Tom Colligan sent me a copy of an article from the June 19, 2005 Washington Post describing how Internet retailers offer customers different prices depending on their online history. The author of the piece, Joseph Turow, writes "It seems to have become an article of faith that the unseen moguls behind all sorts of Web sites are cherry-picking consumers, customizing ads, manipulating prices and changing product offers based on what they've learned about individual users without the users' knowledge." Turow's reaction seems initally to be not one of outrage but of a reactionary blame-the-victim defensiveness: "I'm disturbed by what this reflects about our general retail environment -- the evolution of what I would call a culture of suspicion. From airlines to supermarkets, from banks to Web sites, American consumers increasingly believe they are being spied on and manipulated. But they continue to trade in the marketplace because they feel powerless to do anything about it." Turow seems to think it's wrong to be suspoicious of commercial operators and marketeres. Whereas it seems to me that one should never be anything but suspicious of them -- they have too much incentive to screw you over if you are content to be naive, with the incentive mounting in strength the more obvious your naivete becomes. Turow writes, "My point is, precisely because he's Internet - savvy, he's automatically suspicious that information may be used against him without his knowing it." This is a good thing; paranoia is a heightened form of awareness when it comes to the market. If you read The Wall Street Journal for any stretch of time, you'll realize just how true this is.
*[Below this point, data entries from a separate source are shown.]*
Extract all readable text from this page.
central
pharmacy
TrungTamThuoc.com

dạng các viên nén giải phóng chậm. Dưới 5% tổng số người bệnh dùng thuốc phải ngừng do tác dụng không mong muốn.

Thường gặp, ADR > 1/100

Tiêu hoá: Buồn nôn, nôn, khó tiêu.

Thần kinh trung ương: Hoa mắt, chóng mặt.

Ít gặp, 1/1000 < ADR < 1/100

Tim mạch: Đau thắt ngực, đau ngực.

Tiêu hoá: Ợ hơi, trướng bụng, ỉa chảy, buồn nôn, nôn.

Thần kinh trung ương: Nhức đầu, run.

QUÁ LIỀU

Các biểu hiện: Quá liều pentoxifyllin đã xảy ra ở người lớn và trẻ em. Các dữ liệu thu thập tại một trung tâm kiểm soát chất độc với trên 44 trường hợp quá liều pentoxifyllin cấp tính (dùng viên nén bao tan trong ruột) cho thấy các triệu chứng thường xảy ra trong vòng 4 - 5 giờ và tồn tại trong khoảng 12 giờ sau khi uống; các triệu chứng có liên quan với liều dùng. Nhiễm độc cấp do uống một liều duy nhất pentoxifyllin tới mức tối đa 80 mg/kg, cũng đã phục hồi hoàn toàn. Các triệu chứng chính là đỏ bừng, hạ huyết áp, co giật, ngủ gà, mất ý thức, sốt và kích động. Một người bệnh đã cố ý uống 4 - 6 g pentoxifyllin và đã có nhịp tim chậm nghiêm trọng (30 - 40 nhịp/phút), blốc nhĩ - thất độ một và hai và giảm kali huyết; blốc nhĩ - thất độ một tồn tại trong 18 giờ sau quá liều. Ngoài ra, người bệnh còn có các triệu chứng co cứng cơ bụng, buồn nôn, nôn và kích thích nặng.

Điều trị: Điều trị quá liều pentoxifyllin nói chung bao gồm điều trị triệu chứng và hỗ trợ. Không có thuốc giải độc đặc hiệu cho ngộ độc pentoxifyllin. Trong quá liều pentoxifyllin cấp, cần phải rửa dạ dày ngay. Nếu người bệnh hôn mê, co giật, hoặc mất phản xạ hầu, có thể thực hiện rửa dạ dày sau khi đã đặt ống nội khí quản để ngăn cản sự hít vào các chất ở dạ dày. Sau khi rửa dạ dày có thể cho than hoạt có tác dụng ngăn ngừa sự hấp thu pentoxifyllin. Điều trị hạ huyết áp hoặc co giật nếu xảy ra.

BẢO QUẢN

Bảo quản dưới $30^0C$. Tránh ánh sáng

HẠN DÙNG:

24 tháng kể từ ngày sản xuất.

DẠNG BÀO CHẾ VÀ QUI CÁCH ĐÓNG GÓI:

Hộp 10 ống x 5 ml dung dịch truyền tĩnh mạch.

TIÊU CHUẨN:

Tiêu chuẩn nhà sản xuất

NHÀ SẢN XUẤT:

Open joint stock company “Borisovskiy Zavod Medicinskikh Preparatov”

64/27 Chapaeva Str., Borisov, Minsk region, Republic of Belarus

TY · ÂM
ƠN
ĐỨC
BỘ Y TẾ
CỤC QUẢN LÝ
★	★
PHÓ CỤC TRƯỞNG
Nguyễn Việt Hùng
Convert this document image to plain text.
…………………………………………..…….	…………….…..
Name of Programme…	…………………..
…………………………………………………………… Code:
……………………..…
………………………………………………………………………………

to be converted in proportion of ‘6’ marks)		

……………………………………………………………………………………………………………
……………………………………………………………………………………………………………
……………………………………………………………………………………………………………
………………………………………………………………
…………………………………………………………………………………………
But Turow is also actually troubled at the market's power to ride roughshod over customers wishes. Customers, slavishly dependent on the market, must put up with however it chooses to configure itself in various sectors for maximum profitability. I learned this when I had to buy a mattress and was subject to some of the sleaziest salesmanship I've ever encountered.. (A reminder: NEVER BUY FROM SLEEPY'S, unless of course you like being treated like a simpleton, or a criminal when you try to hold them to their warranty guarantees.) Turow writes, " Frankly, it's hard for any dispassionate observer to believe there's no 'price customization' when associates from the influential McKinsey consulting firm write in a 2004 Harvard Business Review article that online companies are missing out on a "big opportunity" if they are not tracking customers and adjusting prices accordingly -- either to attract new buyers or
get more of their money." He details how companies will profile an ideal customer -- the biggest dupe -- and target them appropriately with rice breaks while weeding out the more demanding and discriminating customers. If you care about quality, you'll be discouraged out of the market in a variety of subtle ways -- meaner customer service, no price breaks, etc. And the pressure to connform to a personality type faashioned by marketers maximizing profit will increase to an even greater level than what currently exists. We'll have incentives to strive to become a perfect shopper for the corporations who feed us our palaver.
He forecasts an ominous future: "The mysteries surrounding database marketing will increasingly make us not so much competitive as wary: Are our neighbors getting a better deal not because they shopped harder or bargained smarter, but because of some database demographic we don't know about and can't fight?"